Rising levels of homelessness

The number of people sleeping rough has doubled in England and Wales in the last five years, according to the latest figures, while the number of people classed as officially homeless has risen by 8%.

In Scotland the number of people applying to be classed as homeless rose last year for the first time in nine years. In Northern Ireland the number of homeless people rose by a third between 2012 and 2017.

Analysis of government figures also shows the number of people housed in bed and breakfast hotels in England and Wales increased by a third between 2012 and 2018, with the number of children and pregnant women in B&Bs and hostels rising by more than half.

“Unstable and expensive private renting, crippling welfare cuts and a severe lack of social housing have created this crisis,” said Shelter's Neate. “To prevent more people from having to experience the trauma of homelessness, the government must ensure housing benefit is enough to cover the cost of rents, and urgently ramp up its efforts to build many more social homes.”

The sheer scale of people dying due to poverty and homelessness was horrifying, said Crisis chief executive Sparkes.“This is a wake-up call to see homelessness as a national emergency,” he said.

A homeless person heats food over a fire in an underpass in Milton Keynes, May 2018 Photo by Alex Sturrock

Breaking down the data

Across our dataset, 69% of those that died were men and 21% were women (for the remaining 10% we did not have their gender).

For those we could identify, their ages ranged between 18 and 94.

At least nine of the deaths we recorded over the year were due to violence, including several deaths which were later confirmed to be murders.

Over 250 were in England and Wales, in part because systems to count in London are better developed than elsewhere in the UK.

London was the location of at least 109 deaths. The capital has the highest recorded rough sleeper count in England, according to official statistics, and information on the well-being of those living homeless is held in a centralised system called CHAIN. This allowed us to easily record many of the deaths in the capital although we heard of many others deaths in London that weren’t part of the CHAIN data.

In Scotland, we found details of 42 people who died in Scotland in the last year, but this is likely a big underestimate. Many of the deaths we registered happened in Edinburgh, while others were logged from Glasgow, the Shetland Islands and the Outer Hebrides.

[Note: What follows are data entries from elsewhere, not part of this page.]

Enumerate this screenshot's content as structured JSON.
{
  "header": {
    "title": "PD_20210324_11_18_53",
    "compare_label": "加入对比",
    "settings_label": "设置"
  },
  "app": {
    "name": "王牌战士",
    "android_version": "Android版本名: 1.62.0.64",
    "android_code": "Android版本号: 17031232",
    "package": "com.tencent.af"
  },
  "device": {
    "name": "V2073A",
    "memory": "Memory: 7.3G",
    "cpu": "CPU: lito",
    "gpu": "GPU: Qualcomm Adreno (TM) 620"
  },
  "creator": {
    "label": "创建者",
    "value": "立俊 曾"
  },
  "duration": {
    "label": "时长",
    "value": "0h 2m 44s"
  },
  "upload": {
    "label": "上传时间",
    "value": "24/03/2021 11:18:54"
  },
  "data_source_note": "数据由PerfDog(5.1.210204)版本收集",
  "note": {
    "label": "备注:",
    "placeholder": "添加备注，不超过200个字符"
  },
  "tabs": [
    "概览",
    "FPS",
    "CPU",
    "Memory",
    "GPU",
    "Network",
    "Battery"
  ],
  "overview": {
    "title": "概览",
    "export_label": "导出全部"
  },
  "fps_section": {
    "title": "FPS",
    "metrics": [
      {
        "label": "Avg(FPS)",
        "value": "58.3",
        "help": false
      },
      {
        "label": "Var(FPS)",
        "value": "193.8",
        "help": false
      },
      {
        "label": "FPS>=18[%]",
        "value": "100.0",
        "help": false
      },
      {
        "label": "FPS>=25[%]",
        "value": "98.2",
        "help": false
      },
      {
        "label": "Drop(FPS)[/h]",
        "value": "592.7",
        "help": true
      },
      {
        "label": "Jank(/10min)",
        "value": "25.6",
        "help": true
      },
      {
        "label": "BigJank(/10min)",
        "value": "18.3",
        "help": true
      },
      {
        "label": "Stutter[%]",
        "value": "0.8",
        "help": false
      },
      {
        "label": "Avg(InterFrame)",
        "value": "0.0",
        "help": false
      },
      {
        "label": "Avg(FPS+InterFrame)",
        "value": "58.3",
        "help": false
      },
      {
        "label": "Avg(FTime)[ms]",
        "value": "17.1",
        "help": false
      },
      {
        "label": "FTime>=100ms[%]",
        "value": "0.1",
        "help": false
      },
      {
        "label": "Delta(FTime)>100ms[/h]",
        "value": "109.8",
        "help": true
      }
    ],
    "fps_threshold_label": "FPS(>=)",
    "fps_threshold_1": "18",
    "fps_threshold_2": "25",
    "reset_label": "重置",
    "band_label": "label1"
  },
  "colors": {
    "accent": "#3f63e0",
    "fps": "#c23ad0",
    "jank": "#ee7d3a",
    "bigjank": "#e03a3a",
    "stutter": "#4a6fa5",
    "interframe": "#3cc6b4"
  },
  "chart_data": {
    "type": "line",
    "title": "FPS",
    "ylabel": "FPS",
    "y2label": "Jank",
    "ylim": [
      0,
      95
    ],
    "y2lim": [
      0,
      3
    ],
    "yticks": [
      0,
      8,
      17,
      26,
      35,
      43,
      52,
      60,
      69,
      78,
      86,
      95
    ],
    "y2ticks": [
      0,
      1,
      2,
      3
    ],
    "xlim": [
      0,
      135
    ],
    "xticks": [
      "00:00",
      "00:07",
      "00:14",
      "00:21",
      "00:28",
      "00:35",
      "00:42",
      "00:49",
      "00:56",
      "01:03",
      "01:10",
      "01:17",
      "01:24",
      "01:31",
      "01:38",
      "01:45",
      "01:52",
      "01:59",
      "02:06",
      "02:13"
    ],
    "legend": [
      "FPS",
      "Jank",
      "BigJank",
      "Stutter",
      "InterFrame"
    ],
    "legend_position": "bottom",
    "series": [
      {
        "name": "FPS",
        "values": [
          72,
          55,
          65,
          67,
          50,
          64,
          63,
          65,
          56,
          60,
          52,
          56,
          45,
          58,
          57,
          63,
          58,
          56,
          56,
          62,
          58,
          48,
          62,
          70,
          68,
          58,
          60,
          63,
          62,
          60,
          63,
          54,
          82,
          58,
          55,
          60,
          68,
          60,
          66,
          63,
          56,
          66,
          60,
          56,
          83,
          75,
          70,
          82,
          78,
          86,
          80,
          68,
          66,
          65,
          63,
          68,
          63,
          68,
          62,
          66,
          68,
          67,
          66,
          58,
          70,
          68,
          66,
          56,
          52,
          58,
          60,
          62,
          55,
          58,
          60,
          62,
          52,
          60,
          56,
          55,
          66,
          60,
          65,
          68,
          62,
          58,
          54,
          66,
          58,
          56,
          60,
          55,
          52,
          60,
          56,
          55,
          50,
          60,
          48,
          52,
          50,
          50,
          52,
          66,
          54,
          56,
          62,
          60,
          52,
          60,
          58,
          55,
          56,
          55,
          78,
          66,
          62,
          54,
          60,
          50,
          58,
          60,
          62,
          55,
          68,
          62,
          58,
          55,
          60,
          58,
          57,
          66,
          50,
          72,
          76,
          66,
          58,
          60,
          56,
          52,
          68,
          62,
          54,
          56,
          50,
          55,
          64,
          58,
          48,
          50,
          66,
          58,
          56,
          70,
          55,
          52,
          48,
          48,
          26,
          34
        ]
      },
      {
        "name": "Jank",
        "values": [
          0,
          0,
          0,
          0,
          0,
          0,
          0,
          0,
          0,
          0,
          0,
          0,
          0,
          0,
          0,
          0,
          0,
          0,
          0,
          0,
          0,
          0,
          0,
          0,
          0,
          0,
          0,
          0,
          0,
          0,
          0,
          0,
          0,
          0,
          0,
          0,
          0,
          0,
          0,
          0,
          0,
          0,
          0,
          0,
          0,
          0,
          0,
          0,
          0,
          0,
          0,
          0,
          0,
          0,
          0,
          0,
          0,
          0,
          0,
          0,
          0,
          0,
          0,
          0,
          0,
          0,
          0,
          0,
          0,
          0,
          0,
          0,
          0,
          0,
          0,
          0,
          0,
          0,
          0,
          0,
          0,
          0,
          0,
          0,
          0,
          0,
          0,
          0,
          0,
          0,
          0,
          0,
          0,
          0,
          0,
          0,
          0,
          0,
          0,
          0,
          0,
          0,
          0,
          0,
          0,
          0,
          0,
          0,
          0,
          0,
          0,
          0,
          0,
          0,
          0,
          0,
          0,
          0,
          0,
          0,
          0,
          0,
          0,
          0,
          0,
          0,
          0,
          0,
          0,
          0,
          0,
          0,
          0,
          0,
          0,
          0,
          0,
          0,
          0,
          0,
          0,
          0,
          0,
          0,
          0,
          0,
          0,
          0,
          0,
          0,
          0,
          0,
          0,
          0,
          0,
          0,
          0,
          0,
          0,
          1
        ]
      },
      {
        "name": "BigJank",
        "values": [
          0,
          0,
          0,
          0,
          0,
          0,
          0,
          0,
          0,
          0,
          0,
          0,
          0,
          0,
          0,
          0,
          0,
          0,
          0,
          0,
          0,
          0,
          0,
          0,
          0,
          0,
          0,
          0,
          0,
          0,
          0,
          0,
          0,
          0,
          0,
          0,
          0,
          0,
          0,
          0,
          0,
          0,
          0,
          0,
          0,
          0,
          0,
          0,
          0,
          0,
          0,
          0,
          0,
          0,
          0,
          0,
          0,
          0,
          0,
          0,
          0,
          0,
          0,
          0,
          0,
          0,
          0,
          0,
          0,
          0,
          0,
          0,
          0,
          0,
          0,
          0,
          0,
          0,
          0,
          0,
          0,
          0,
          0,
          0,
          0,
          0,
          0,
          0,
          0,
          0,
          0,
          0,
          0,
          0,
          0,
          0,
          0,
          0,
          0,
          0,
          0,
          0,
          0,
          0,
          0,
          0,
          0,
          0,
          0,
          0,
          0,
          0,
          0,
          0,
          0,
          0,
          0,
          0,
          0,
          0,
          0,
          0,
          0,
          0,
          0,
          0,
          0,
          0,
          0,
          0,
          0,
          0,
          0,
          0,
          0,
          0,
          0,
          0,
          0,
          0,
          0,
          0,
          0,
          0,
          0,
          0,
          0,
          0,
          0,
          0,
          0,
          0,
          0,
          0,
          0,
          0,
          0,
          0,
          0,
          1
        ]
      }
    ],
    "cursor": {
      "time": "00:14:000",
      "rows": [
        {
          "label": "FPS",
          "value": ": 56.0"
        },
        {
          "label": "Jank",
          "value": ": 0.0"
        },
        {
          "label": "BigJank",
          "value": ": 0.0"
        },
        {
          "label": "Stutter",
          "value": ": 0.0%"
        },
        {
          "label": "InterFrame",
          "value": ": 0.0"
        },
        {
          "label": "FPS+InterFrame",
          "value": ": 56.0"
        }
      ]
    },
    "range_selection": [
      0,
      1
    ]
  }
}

Working with The Detail in Northern Ireland, we found details of 149 people who died in the country. Most died while waiting to be housed by the country’s Housing Executive - some may have been in leased accommodation while they waited, but they were officially classed as homeless.

“Not only will 449 families or significant others have to cope with their loss, they will have to face the injustice that their loved one was forced to live the last days of their life without the dignity of a decent roof over their head, and a basic safety net that might have prevented their death," Sparkes from Crisis. No one deserves this.”

A spokesperson from the Ministry of Housing, Communities and Local Government said:

“Every death of someone sleeping rough on our streets is one too many and we take this matter extremely seriously.

“We are investing £1.2bn to tackle all forms of homelessness, and have set out bold plans backed by £100m in funding to halve rough sleeping by 2022 and end it by 2027."